KHQN is the only full-time Indian devotee station in the United States. Das started it in 1982 after he realized he could run a full-time station for the same amount he was paying to broadcast a weekly Indian radio show in Los Angeles.
He and his wife purchased the small Utah County radio station for $130,000 after learning the pious nature of the Provo area. With a small amount of programming, Das began Krishna Radio in an album-oriented rock format for a couple of years with the hopes of converting the format to entirely Hare Krishna religious.
In 1994, the station started a main menu of devotional programming, with a lineup of vegetarianism shows, serialized and dramatized Indian epics, Puranic literature, stories and music.

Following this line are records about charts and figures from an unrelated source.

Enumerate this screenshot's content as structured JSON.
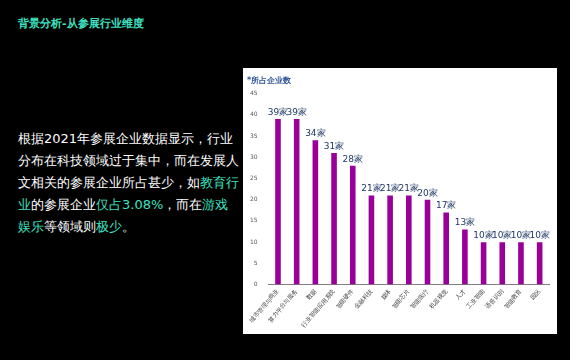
{
  "page": {
    "heading": "背景分析-从参展行业维度",
    "paragraph": [
      {
        "text": "根据2021年参展企业数据显示，行业分布在科技领域过于集中，而在发展人文相关的参展企业所占甚少，如",
        "highlight": false
      },
      {
        "text": "教育行业",
        "highlight": true
      },
      {
        "text": "的参展企业",
        "highlight": false
      },
      {
        "text": "仅占3.08%",
        "highlight": true
      },
      {
        "text": "，而在",
        "highlight": false
      },
      {
        "text": "游戏娱乐",
        "highlight": true
      },
      {
        "text": "等领域则",
        "highlight": false
      },
      {
        "text": "极少",
        "highlight": true
      },
      {
        "text": "。",
        "highlight": false
      }
    ]
  },
  "chart_data": {
    "type": "bar",
    "title": "*所占企业数",
    "categories": [
      "城市管理与商业",
      "算力平台与服务",
      "数据",
      "行业智能应用系统",
      "智能硬件",
      "金融科技",
      "媒体",
      "智能芯片",
      "智能医疗",
      "机器视觉",
      "人才",
      "工业智能",
      "语音识别",
      "智能教育",
      "园区"
    ],
    "values": [
      39,
      39,
      34,
      31,
      28,
      21,
      21,
      21,
      20,
      17,
      13,
      10,
      10,
      10,
      10
    ],
    "value_labels": [
      "39家",
      "39家",
      "34家",
      "31家",
      "28家",
      "21家",
      "21家",
      "21家",
      "20家",
      "17家",
      "13家",
      "10家",
      "10家",
      "10家",
      "10家"
    ],
    "data_labels": true,
    "color": "#990099",
    "ylim": [
      0,
      45
    ],
    "yticks": [
      0,
      5,
      10,
      15,
      20,
      25,
      30,
      35,
      40,
      45
    ],
    "grid": false
  }
}
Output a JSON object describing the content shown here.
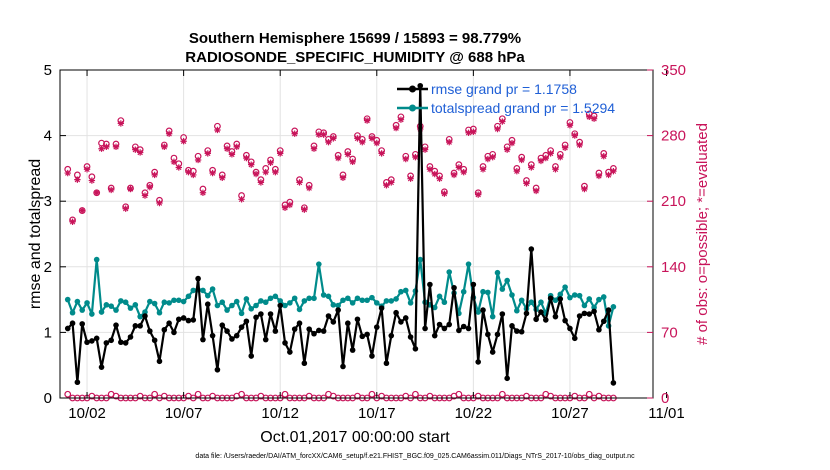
{
  "chart_data": {
    "type": "line",
    "title": "Southern Hemisphere 15699 / 15893 = 98.779%",
    "subtitle": "RADIOSONDE_SPECIFIC_HUMIDITY @ 688 hPa",
    "xlabel": "Oct.01,2017 00:00:00 start",
    "ylabel": "rmse and totalspread",
    "y2label": "# of obs: o=possible; *=evaluated",
    "footnote": "data file: /Users/raeder/DAI/ATM_forcXX/CAM6_setup/f.e21.FHIST_BGC.f09_025.CAM6assim.011/Diags_NTrS_2017-10/obs_diag_output.nc",
    "xlim": [
      0.6,
      31.3
    ],
    "ylim": [
      0,
      5
    ],
    "y2lim": [
      0,
      350
    ],
    "x_ticks": [
      {
        "v": 2,
        "label": "10/02"
      },
      {
        "v": 7,
        "label": "10/07"
      },
      {
        "v": 12,
        "label": "10/12"
      },
      {
        "v": 17,
        "label": "10/17"
      },
      {
        "v": 22,
        "label": "10/22"
      },
      {
        "v": 27,
        "label": "10/27"
      },
      {
        "v": 32,
        "label": "11/01"
      }
    ],
    "y_ticks": [
      0,
      1,
      2,
      3,
      4,
      5
    ],
    "y2_ticks": [
      0,
      70,
      140,
      210,
      280,
      350
    ],
    "x_start": 1.0,
    "x_step": 0.25,
    "series": [
      {
        "name": "rmse",
        "legend": "rmse grand pr = 1.1758",
        "color": "#000000",
        "axis": "left",
        "values": [
          1.06,
          1.14,
          0.24,
          1.13,
          0.85,
          0.87,
          0.91,
          0.47,
          0.84,
          0.88,
          1.11,
          0.85,
          0.84,
          0.93,
          1.1,
          1.1,
          1.25,
          1.02,
          0.88,
          0.56,
          1.04,
          1.14,
          1.0,
          1.2,
          1.22,
          1.18,
          1.19,
          1.82,
          0.89,
          1.43,
          0.95,
          0.43,
          1.11,
          1.02,
          0.9,
          0.95,
          1.08,
          1.17,
          0.64,
          1.23,
          1.28,
          0.89,
          1.28,
          1.02,
          1.41,
          0.84,
          0.7,
          1.05,
          1.14,
          0.53,
          1.05,
          0.98,
          1.03,
          1.02,
          1.25,
          1.16,
          1.34,
          0.48,
          1.14,
          0.73,
          1.2,
          0.94,
          0.97,
          0.64,
          1.08,
          1.37,
          0.53,
          0.95,
          1.3,
          1.16,
          1.22,
          0.93,
          0.75,
          4.76,
          1.06,
          1.73,
          0.95,
          1.12,
          1.06,
          1.12,
          1.68,
          1.03,
          1.09,
          1.06,
          1.73,
          0.55,
          1.34,
          0.97,
          0.7,
          0.97,
          1.28,
          0.3,
          1.1,
          1.02,
          1.01,
          1.29,
          2.27,
          1.2,
          1.31,
          1.19,
          1.52,
          1.24,
          1.51,
          1.18,
          1.06,
          0.91,
          1.25,
          1.29,
          1.28,
          1.32,
          1.04,
          1.17,
          1.34,
          0.23
        ]
      },
      {
        "name": "totalspread",
        "legend": "totalspread grand pr = 1.5294",
        "color": "#008b8b",
        "axis": "left",
        "values": [
          1.5,
          1.3,
          1.47,
          1.34,
          1.45,
          1.28,
          2.11,
          1.31,
          1.42,
          1.4,
          1.34,
          1.48,
          1.46,
          1.37,
          1.42,
          1.24,
          1.31,
          1.47,
          1.44,
          1.3,
          1.46,
          1.45,
          1.49,
          1.49,
          1.47,
          1.55,
          1.64,
          1.65,
          1.64,
          1.56,
          1.66,
          1.41,
          1.46,
          1.34,
          1.41,
          1.47,
          1.29,
          1.51,
          1.36,
          1.41,
          1.48,
          1.46,
          1.52,
          1.55,
          1.48,
          1.41,
          1.45,
          1.52,
          1.35,
          1.48,
          1.52,
          1.52,
          2.04,
          1.57,
          1.55,
          1.42,
          1.41,
          1.49,
          1.52,
          1.45,
          1.52,
          1.49,
          1.49,
          1.53,
          1.45,
          1.4,
          1.48,
          1.48,
          1.51,
          1.62,
          1.64,
          1.45,
          1.63,
          2.11,
          1.46,
          1.42,
          1.38,
          1.55,
          1.46,
          1.92,
          1.6,
          1.29,
          1.62,
          2.04,
          1.53,
          1.31,
          1.62,
          1.61,
          1.24,
          1.91,
          1.66,
          1.79,
          1.57,
          1.33,
          1.49,
          1.36,
          1.46,
          1.35,
          1.46,
          1.29,
          1.56,
          1.49,
          1.58,
          1.69,
          1.53,
          1.57,
          1.56,
          1.41,
          1.51,
          1.38,
          1.5,
          1.54,
          1.1,
          1.39
        ]
      },
      {
        "name": "possible",
        "legend": "",
        "color": "#c8145a",
        "axis": "right",
        "marker": "o",
        "values": [
          244,
          190,
          238,
          200,
          247,
          236,
          219,
          272,
          271,
          224,
          271,
          296,
          204,
          224,
          268,
          265,
          219,
          227,
          241,
          211,
          270,
          285,
          256,
          250,
          278,
          243,
          242,
          258,
          223,
          264,
          243,
          290,
          238,
          269,
          263,
          271,
          216,
          259,
          252,
          241,
          233,
          245,
          254,
          244,
          264,
          206,
          209,
          285,
          233,
          203,
          227,
          269,
          284,
          283,
          276,
          279,
          259,
          238,
          263,
          255,
          280,
          276,
          298,
          279,
          275,
          264,
          230,
          233,
          291,
          300,
          258,
          237,
          260,
          290,
          268,
          247,
          242,
          237,
          220,
          276,
          240,
          249,
          244,
          286,
          287,
          219,
          247,
          258,
          260,
          290,
          298,
          268,
          275,
          245,
          257,
          232,
          249,
          224,
          256,
          259,
          264,
          247,
          260,
          270,
          294,
          282,
          273,
          226,
          303,
          301,
          240,
          261,
          241,
          245
        ]
      },
      {
        "name": "evaluated",
        "legend": "",
        "color": "#c8145a",
        "axis": "right",
        "marker": "*",
        "values": [
          240,
          188,
          233,
          200,
          244,
          232,
          219,
          266,
          268,
          222,
          268,
          293,
          202,
          223,
          265,
          262,
          216,
          225,
          238,
          208,
          268,
          282,
          252,
          246,
          274,
          241,
          238,
          254,
          219,
          261,
          240,
          286,
          235,
          266,
          260,
          268,
          212,
          256,
          249,
          239,
          230,
          241,
          251,
          241,
          261,
          203,
          206,
          282,
          230,
          201,
          224,
          266,
          281,
          281,
          273,
          277,
          256,
          235,
          260,
          252,
          277,
          273,
          296,
          277,
          272,
          261,
          227,
          230,
          288,
          297,
          255,
          234,
          257,
          287,
          265,
          244,
          239,
          234,
          218,
          273,
          238,
          246,
          241,
          283,
          284,
          217,
          244,
          255,
          257,
          287,
          295,
          265,
          272,
          242,
          254,
          229,
          246,
          221,
          253,
          256,
          261,
          244,
          257,
          267,
          291,
          280,
          270,
          223,
          300,
          298,
          237,
          258,
          238,
          242
        ]
      }
    ]
  }
}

But the broadcast struggled for funding, with only bake sales and donations subsidizing the station.
In 1999, the Utah Krishnas started construction on the Krishna Temple and a Spanish-language community approached them about using the station.
"They came at the perfect time," Das said. "We were broke and it provided needed cash."
The temple, which has cost $1.2 million so far, opened in 2001. Now, with the Spanish station moving on and the Krishnas solid on their feet, they've started to broadcast once again with new technology and more than 1,000 songs to play.
The station has a new solid-state transmitter; the programming is all digitally fed from computer; and Das has a trip to India planned for January that will result in an even larger music collection.
"When we went off the air in 1999, there were a couple of people who were bitterly disappointed," Das said. "We're not only back, but we're better and the radio station paid for a chunk of the temple. It was all so timely. Some day we'll write a book about all the supernatural events that contributed to this project."